Tackling this set of problems requires:
- environmental science to understand why ecosystems are becoming degraded, and how to reverse this
- ecological economics to better value the services
- political economy (a combination of economics, law and political science) to ascertain what institutional changes are needed in order to equally distribute the costs and benefits of improved ecosystem management to the poor
Three organisations - NERC, the Economic & Social Research Council (ESRC) and the Department for International Development (DFID) - have joined forces to deliver a £40·5m research programme on Ecosystem Services for Poverty Alleviation (ESPA). The ESPA programme was launched as part of the Living With Environmental Change partnership.
ESPA aims to deliver high quality and cutting-edge research that will deliver improved understanding of how ecosystems function, the services they provide, the full value of these services, and their potential role in achieving sustainable poverty reduction. ESPA research will provide the evidence and tools to enable decision makers and end users to manage ecosystems sustainably and in a way that contributes to poverty reduction.
To achieve this ESPA research will seek to address some of the critical evidence challenges faced by policy and decision makers, such as:
- What values do ecosystem services hold and for whom?

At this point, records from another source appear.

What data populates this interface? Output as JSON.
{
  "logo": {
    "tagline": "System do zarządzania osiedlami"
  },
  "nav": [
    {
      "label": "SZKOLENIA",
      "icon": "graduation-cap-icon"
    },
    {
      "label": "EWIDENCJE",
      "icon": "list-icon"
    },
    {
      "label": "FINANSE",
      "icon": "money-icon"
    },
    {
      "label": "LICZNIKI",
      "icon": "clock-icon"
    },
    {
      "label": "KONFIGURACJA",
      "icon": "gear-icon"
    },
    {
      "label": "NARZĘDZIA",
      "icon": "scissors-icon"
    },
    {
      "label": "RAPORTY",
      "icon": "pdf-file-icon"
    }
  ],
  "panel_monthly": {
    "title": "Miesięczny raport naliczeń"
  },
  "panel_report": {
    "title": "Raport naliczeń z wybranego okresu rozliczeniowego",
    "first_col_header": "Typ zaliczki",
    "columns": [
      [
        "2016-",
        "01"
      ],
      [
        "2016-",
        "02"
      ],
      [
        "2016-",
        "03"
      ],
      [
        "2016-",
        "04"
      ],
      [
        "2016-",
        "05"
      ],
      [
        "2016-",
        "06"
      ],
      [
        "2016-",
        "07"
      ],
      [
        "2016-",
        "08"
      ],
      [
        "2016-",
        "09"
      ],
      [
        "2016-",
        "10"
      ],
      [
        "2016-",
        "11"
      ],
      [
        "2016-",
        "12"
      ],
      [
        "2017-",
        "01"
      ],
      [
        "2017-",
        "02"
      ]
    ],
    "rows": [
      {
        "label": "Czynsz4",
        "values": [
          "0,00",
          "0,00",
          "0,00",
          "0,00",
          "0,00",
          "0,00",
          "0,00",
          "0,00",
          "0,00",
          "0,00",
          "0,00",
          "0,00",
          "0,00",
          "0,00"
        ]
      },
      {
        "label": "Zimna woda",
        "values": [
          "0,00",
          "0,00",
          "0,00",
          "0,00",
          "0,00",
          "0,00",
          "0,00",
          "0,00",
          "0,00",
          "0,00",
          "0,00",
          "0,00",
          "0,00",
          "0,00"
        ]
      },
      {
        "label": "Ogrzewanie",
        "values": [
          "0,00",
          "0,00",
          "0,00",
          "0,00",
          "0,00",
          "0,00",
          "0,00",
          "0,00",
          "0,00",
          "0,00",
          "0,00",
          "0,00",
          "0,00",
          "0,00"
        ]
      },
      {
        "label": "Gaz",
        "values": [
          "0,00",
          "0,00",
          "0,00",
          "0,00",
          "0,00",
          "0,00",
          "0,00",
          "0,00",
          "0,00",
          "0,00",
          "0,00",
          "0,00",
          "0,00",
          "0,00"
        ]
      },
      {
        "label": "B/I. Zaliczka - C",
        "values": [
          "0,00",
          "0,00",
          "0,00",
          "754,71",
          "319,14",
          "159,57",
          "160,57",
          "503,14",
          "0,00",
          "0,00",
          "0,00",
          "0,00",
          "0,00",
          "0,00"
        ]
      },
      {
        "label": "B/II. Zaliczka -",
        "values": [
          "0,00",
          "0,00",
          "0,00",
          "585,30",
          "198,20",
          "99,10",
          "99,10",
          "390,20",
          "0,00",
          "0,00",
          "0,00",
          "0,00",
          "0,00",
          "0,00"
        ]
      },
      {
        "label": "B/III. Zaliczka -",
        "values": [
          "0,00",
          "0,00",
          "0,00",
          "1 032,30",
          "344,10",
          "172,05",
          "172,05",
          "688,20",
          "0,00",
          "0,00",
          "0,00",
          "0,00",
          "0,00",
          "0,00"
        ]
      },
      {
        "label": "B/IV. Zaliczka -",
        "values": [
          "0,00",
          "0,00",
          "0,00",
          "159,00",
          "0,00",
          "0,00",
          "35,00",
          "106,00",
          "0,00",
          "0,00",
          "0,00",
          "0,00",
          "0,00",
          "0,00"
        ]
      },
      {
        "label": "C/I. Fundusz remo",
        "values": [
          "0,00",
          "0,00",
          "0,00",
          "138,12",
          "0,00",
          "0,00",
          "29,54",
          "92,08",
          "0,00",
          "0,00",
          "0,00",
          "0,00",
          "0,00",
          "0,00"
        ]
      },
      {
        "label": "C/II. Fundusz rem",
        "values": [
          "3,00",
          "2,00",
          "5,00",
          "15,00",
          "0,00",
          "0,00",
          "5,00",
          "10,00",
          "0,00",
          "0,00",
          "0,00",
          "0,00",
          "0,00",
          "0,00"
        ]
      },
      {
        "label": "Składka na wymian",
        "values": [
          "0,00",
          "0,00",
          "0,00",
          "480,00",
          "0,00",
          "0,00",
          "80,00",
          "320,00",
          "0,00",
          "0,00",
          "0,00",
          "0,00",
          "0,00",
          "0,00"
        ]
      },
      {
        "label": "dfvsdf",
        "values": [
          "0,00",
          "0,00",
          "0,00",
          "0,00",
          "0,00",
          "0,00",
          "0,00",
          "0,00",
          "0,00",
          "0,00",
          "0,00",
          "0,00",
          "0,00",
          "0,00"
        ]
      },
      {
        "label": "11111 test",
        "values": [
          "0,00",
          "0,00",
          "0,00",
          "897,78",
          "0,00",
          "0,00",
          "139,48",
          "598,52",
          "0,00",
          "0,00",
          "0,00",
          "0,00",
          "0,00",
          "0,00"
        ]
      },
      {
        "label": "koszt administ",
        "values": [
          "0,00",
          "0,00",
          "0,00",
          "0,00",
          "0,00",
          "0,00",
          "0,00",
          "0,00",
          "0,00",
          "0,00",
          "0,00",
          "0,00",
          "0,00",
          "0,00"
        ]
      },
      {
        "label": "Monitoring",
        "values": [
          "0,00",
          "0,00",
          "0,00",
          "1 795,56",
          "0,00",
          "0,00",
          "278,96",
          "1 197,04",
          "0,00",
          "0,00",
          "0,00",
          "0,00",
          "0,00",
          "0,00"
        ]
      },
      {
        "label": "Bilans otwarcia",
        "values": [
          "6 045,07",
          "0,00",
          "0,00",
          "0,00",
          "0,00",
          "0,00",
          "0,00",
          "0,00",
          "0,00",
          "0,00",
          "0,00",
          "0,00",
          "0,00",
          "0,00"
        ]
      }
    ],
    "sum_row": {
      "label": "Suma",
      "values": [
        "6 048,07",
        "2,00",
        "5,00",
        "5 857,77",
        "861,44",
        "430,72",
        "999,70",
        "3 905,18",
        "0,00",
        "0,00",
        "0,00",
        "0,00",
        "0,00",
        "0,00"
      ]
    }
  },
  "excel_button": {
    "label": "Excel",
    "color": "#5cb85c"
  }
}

- What drivers are degrading and/or preventing realisation of the values provided by ecosystem services, and how can we better manage prevailing trends?
- What are the most critical dynamics and processes that influence the provision of ecosystem services in the context of poverty alleviation?
- How can we safeguard ecosystem service values of particular importance to the poor?
- How can we manage ecosystem services sustainably, and realise more out of their values, for poverty alleviation and growth?
The ESPA programme will predominantly work in four regions of the world that experience significant challenges in managing their ecosystem services in the context of poverty reduction and sustainable growth, these are:
- south Asia
- sub-Saharan Africa; and
Four regional and two thematic situation analyses informed the development of the programme, providing evidence identifying key regional ecosystem services challenges and proposing ways to best address these challenges through research to alleviate poverty. The analyses were performed by consortia of researchers from the region, the UK and elsewhere in collaboration with national governments and local partners.
A number of research themes were identified that represented common findings of the situation analyses. These themes describe some of the key components of the ESPA research landscape:
- Water: impacts of climate variability and other changes on ecosystem services that underpin the water cycle and water security.
- Health: ecosystem services, disease ecology and human well-being.
- Forests: forests, land use change and ecosystem services.
- Biodiversity: biodiversity and ecosystem services - ensuring a sustainable flow of goods and services to enhance human well-being.
- Coasts: strengthening the management of coastal ecosystems to support sustained ecosystem service delivery for reduced poverty and vulnerability in coastal zones.
- Political Economy: the political economy needed for sustainable management of ecosystem services for poverty reduction and sustainable growth.